‘Machines, robots, cars will all communicate with one another’

The 5th generation wireless systems will allow much faster data exchange than the current 4G networks. But what are the promises and pitfalls of 5G? Delft researchers will investigate this with telecommunications company KPN.

A collaboration agreement between TU Delft and KPN was signed last week. NExTWORKx is the name of the new partnership. It covers a broad range of research topics including network science, control theory, artificial intelligence, information theory, network robustness and reliability, and blockchain-inspired technologies.

Six PhD candidates will be hired in the coming months. These PhD students will work at TU Delft as well as at KPN. Supervision will also be shared between professors at TU Delft and doctor engineers at KPN.

‘The networks will become far more complex’

The project leader in Delft is Prof. Piet Van Mieghem of the Network Architectures and Services department (Faculty of Electrical Engineering, Mathematics and Computer Science, EEMCS). He is very excited about the collaboration: “5G will lead to many changes. Machines, robots, cars – they will all communicate with one another. This means that, apart from fast data exchange, we will need more artificial intelligence. The networks will become far more complex. The collaboration with KPN will allow us to work on real-time cases.”

Though KPN pays for the PhD positions, Van Mieghem emphasises that the Delft researchers will enjoy academic independence. “We will publish our findings and we have the bigger say in deciding the research questions. We focus on research with long-term vision.” 

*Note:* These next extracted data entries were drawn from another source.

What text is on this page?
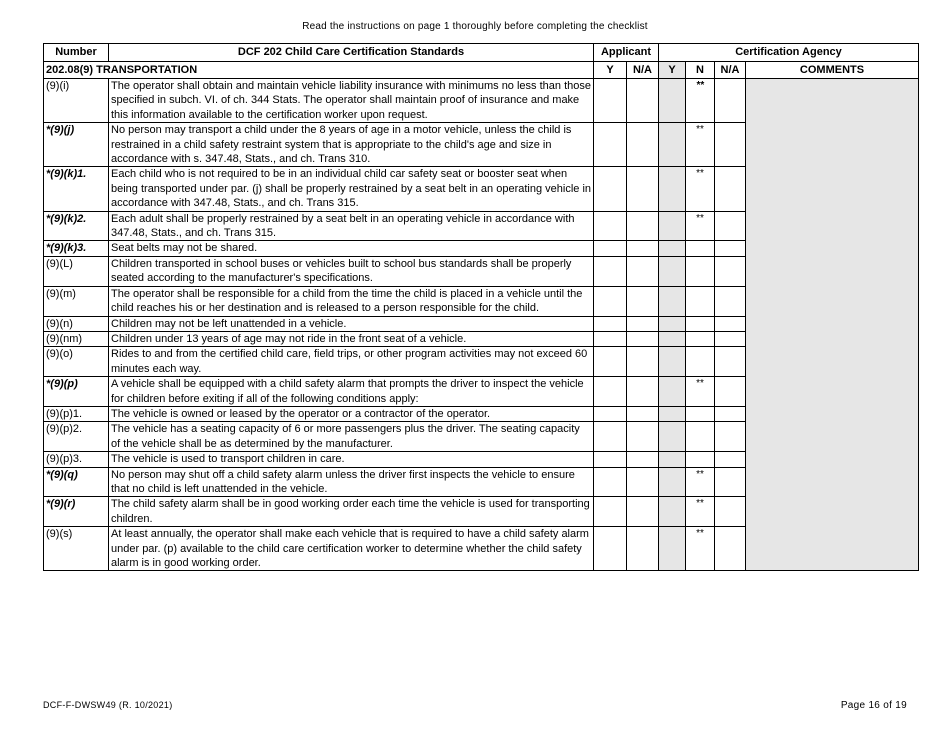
Read the instructions on page 1 thoroughly before completing the checklist
Number	DCF 202 Child Care Certification Standards	Applicant		Certification Agency			
202.08(9) TRANSPORTATION		Y	N/A	Y	N	N/A	COMMENTS
(9)(i)	The operator shall obtain and maintain vehicle liability insurance with minimums no less than those specified in subch. VI. of ch. 344 Stats. The operator shall maintain proof of insurance and make this information available to the certification worker upon request.				**		
*(9)(j)	No person may transport a child under the 8 years of age in a motor vehicle, unless the child is restrained in a child safety restraint system that is appropriate to the child's age and size in accordance with s. 347.48, Stats., and ch. Trans 310.				**		
*(9)(k)1.	Each child who is not required to be in an individual child car safety seat or booster seat when being transported under par. (j) shall be properly restrained by a seat belt in an operating vehicle in accordance with 347.48, Stats., and ch. Trans 315.				**		
*(9)(k)2.	Each adult shall be properly restrained by a seat belt in an operating vehicle in accordance with 347.48, Stats., and ch. Trans 315.				**		
*(9)(k)3.	Seat belts may not be shared.						
(9)(L)	Children transported in school buses or vehicles built to school bus standards shall be properly seated according to the manufacturer's specifications.						
(9)(m)	The operator shall be responsible for a child from the time the child is placed in a vehicle until the child reaches his or her destination and is released to a person responsible for the child.						
(9)(n)	Children may not be left unattended in a vehicle.						
(9)(nm)	Children under 13 years of age may not ride in the front seat of a vehicle.						
(9)(o)	Rides to and from the certified child care, field trips, or other program activities may not exceed 60 minutes each way.						
*(9)(p)	A vehicle shall be equipped with a child safety alarm that prompts the driver to inspect the vehicle for children before exiting if all of the following conditions apply:				**		
(9)(p)1.	The vehicle is owned or leased by the operator or a contractor of the operator.						
(9)(p)2.	The vehicle has a seating capacity of 6 or more passengers plus the driver. The seating capacity of the vehicle shall be as determined by the manufacturer.						
(9)(p)3.	The vehicle is used to transport children in care.						
*(9)(q)	No person may shut off a child safety alarm unless the driver first inspects the vehicle to ensure that no child is left unattended in the vehicle.				**		
*(9)(r)	The child safety alarm shall be in good working order each time the vehicle is used for transporting children.				**		
(9)(s)	At least annually, the operator shall make each vehicle that is required to have a child safety alarm under par. (p) available to the child care certification worker to determine whether the child safety alarm is in good working order.				**		
DCF-F-DWSW49 (R. 10/2021)	Page 16 of 19
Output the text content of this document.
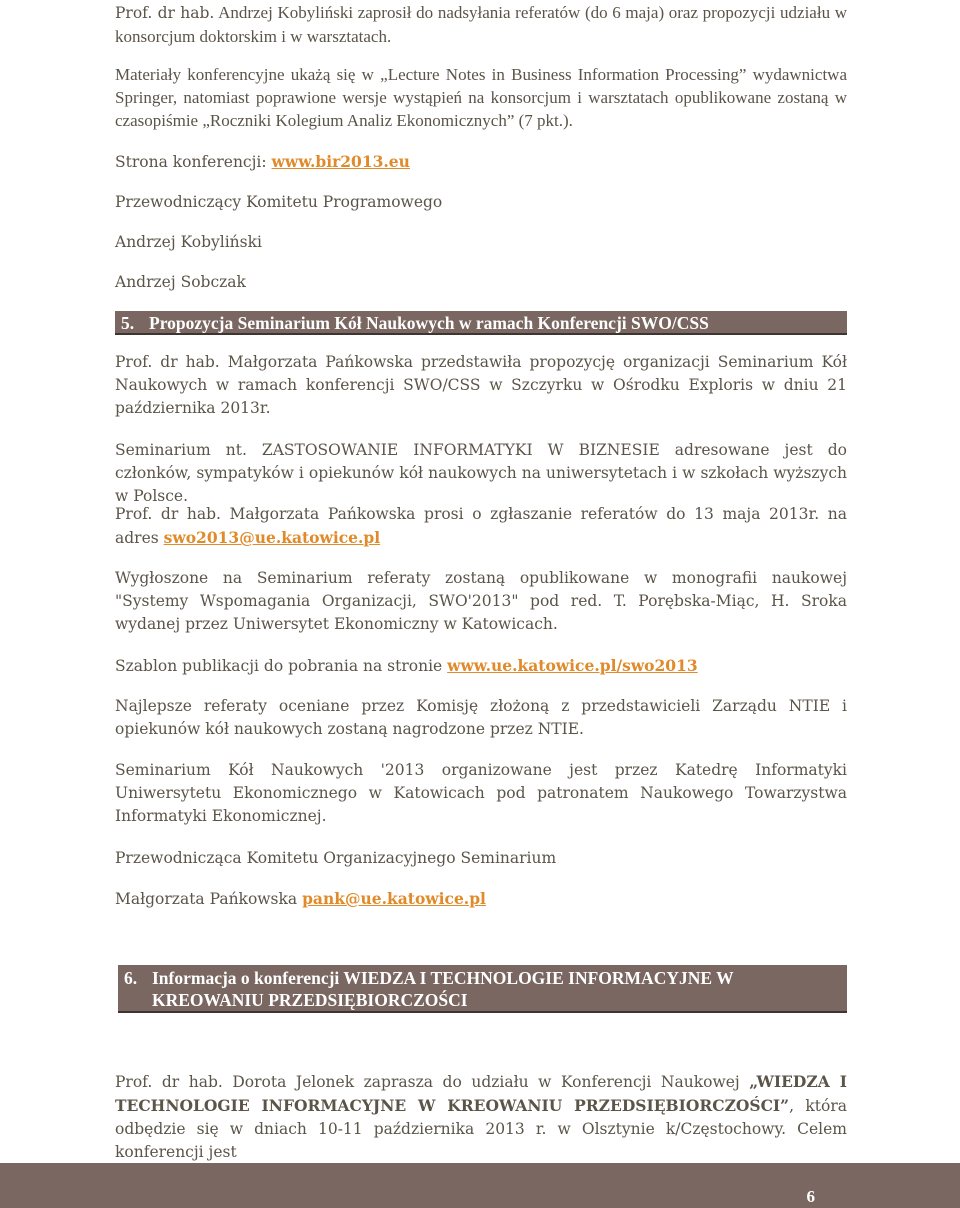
Prof. dr hab. Andrzej Kobyliński zaprosił do nadsyłania referatów (do 6 maja) oraz propozycji udziału w konsorcjum doktorskim i w warsztatach.

Materiały konferencyjne ukażą się w „Lecture Notes in Business Information Processing” wydawnictwa Springer, natomiast poprawione wersje wystąpień na konsorcjum i warsztatach opublikowane zostaną w czasopiśmie „Roczniki Kolegium Analiz Ekonomicznych” (7 pkt.).

Strona konferencji: www.bir2013.eu

Przewodniczący Komitetu Programowego

Andrzej Kobyliński

Andrzej Sobczak

5. Propozycja Seminarium Kół Naukowych w ramach Konferencji SWO/CSS

Prof. dr hab. Małgorzata Pańkowska przedstawiła propozycję organizacji Seminarium Kół Naukowych w ramach konferencji SWO/CSS w Szczyrku w Ośrodku Exploris w dniu 21 października 2013r.

Seminarium nt. ZASTOSOWANIE INFORMATYKI W BIZNESIE adresowane jest do członków, sympatyków i opiekunów kół naukowych na uniwersytetach i w szkołach wyższych w Polsce.

Prof. dr hab. Małgorzata Pańkowska prosi o zgłaszanie referatów do 13 maja 2013r. na adres swo2013@ue.katowice.pl

Wygłoszone na Seminarium referaty zostaną opublikowane w monografii naukowej "Systemy Wspomagania Organizacji, SWO'2013" pod red. T. Porębska-Miąc, H. Sroka wydanej przez Uniwersytet Ekonomiczny w Katowicach.

Szablon publikacji do pobrania na stronie www.ue.katowice.pl/swo2013

Najlepsze referaty oceniane przez Komisję złożoną z przedstawicieli Zarządu NTIE i opiekunów kół naukowych zostaną nagrodzone przez NTIE.

Seminarium Kół Naukowych '2013 organizowane jest przez Katedrę Informatyki Uniwersytetu Ekonomicznego w Katowicach pod patronatem Naukowego Towarzystwa Informatyki Ekonomicznej.

Przewodnicząca Komitetu Organizacyjnego Seminarium

Małgorzata Pańkowska pank@ue.katowice.pl

6. Informacja o konferencji WIEDZA I TECHNOLOGIE INFORMACYJNE W KREOWANIU PRZEDSIĘBIORCZOŚCI

Prof. dr hab. Dorota Jelonek zaprasza do udziału w Konferencji Naukowej „WIEDZA I TECHNOLOGIE INFORMACYJNE W KREOWANIU PRZEDSIĘBIORCZOŚCI”, która odbędzie się w dniach 10-11 października 2013 r. w Olsztynie k/Częstochowy. Celem konferencji jest

6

Also involved in the project is the Delft Blockchain Lab. Blockchain technology is all about creating secure and decentralised environments on the internet for transactions between individuals, companies or machines and robots, without the need for a supervisory authority. The technology is best known for supporting bitcoin transactions. But it can do much more.

‘Trust will be crucial’

“If in the future all machines communicate with one another and also perform transactions, then trust will be crucial,” says the scientific leader of the lab, Dr Johan Pouwelse. “In forty years’ time, the harbour of Rotterdam will probably operate completely automatically. Containers will not be touched by human hands anymore. We expect blockchain technology to play an important role in this type of automated environment.”

If the collaboration proves to be successful, the number of PhD positions may be increased from six to sixteen over the next few years.